French was joined by Hamilton at one o'clock, and they discussed the situation together. French explained the difficulty of further direct advance. He must move still more to the west. On the other hand, Hamilton, whose force was eating its last day's rations, could make no longer détour, and must break through there and then--frontal attack, if necessary. So all fitted in happily. The Cavalry division moved to the left to co-operate with the Infantry attack by threatening the Boer right, and, in order that this pressure might be effective, Hamilton lent Broadwood's Brigade and two corps of Mounted Infantry to French for the day. He himself prepared to attack what stood before him with his whole remaining force.
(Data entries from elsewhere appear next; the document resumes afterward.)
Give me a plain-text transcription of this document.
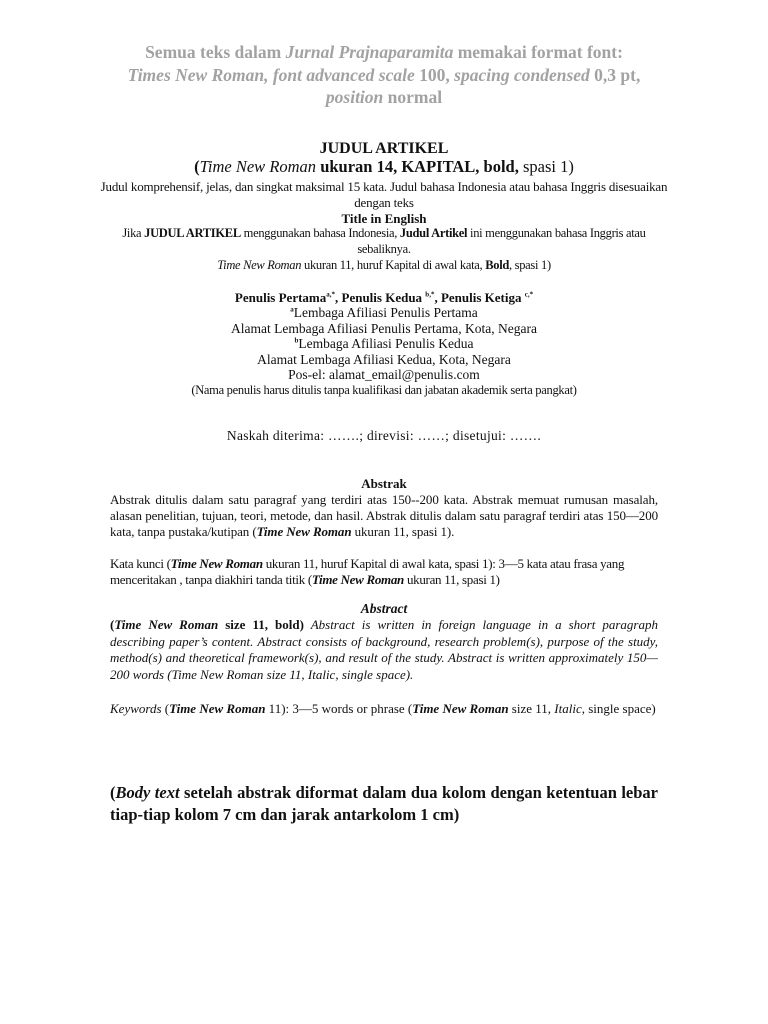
Semua teks dalam Jurnal Prajnaparamita memakai format font:
Times New Roman, font advanced scale 100, spacing condensed 0,3 pt,
position normal
JUDUL ARTIKEL
(Time New Roman ukuran 14, KAPITAL, bold, spasi 1)
Judul komprehensif, jelas, dan singkat maksimal 15 kata. Judul bahasa Indonesia atau bahasa Inggris disesuaikan dengan teks
Title in English
Jika JUDUL ARTIKEL menggunakan bahasa Indonesia, Judul Artikel ini menggunakan bahasa Inggris atau sebaliknya.
Time New Roman ukuran 11, huruf Kapital di awal kata, Bold, spasi 1)
Penulis Pertama$^{a,*}$, Penulis Kedua $^{b,*}$, Penulis Ketiga $^{c,*}$
$^a$Lembaga Afiliasi Penulis Pertama
Alamat Lembaga Afiliasi Penulis Pertama, Kota, Negara
$^b$Lembaga Afiliasi Penulis Kedua
Alamat Lembaga Afiliasi Kedua, Kota, Negara
Pos-el: alamat_email@penulis.com
(Nama penulis harus ditulis tanpa kualifikasi dan jabatan akademik serta pangkat)
Naskah diterima: …….; direvisi: ……; disetujui: …….
Abstrak
Abstrak ditulis dalam satu paragraf yang terdiri atas 150--200 kata. Abstrak memuat rumusan masalah, alasan penelitian, tujuan, teori, metode, dan hasil. Abstrak ditulis dalam satu paragraf terdiri atas 150—200 kata, tanpa pustaka/kutipan (Time New Roman ukuran 11, spasi 1).
Kata kunci (Time New Roman ukuran 11, huruf Kapital di awal kata, spasi 1): 3—5 kata atau frasa yang menceritakan , tanpa diakhiri tanda titik (Time New Roman ukuran 11, spasi 1)
Abstract
(Time New Roman size 11, bold) Abstract is written in foreign language in a short paragraph describing paper’s content. Abstract consists of background, research problem(s), purpose of the study, method(s) and theoretical framework(s), and result of the study. Abstract is written approximately 150—200 words (Time New Roman size 11, Italic, single space).
Keywords (Time New Roman 11): 3—5 words or phrase (Time New Roman size 11, Italic, single space)
(Body text setelah abstrak diformat dalam dua kolom dengan ketentuan lebar tiap-tiap kolom 7 cm dan jarak antarkolom 1 cm)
By two o'clock the Cavalry in brown swarms had disappeared to the westward, both Infantry brigades were massed under cover on the approaches of the Rand ridge, and the transport of the army lay accumulated in a vast pool near the passage of the Klip--here only a swamp, but further east a river. The artillery duel of the morning had died away. The firing on the right, where the Mounted Infantry still maintained themselves, was intermittent. The reconnaissance was over. The action was about to begin, and in the interval there was a short, quiet lull--the calm before the storm. The soldiers munched their biscuits silently under the sun blaze. The officers and staff ate a frugal luncheon. Ian Hamilton with his aide-de-camp, the Duke of Marlborough, shared the contents of my wallets. I watched the General closely. He knew better than the sanguine people who declared the Boers had run away already. No one understood better than he what a terrible foe is the rock-sheltered Mauser-armed Dutchman. In spite of its cavalry turning movement, and other embellishments, the impending attack must be practically frontal. Supply did not allow a wider circle: to stop was to starve; and the position before us--half-a-dozen clusters of rock, breaking from the smooth grass upward slopes, except in colour like foam on the crest of waves, natural parapet and glacis combined, and, beyond all, the long bare ridge of the Rand lined with who should say what entrenchments or how many defenders--a prospect which filled all men who knew with the most solemn thoughts.
For my part, having seen the Infantry come reeling back in bloody ruin two or three times from such a place and such a foe, though I risked no repute on the event--scarcely my life--I confess to a beating heart. But the man who bore all the responsibility, and to whom the result meant everything, appeared utterly unmoved. Indeed, I could almost imagine myself the General and the General the Press Correspondent, though perhaps this arrangement would scarcely have worked so well.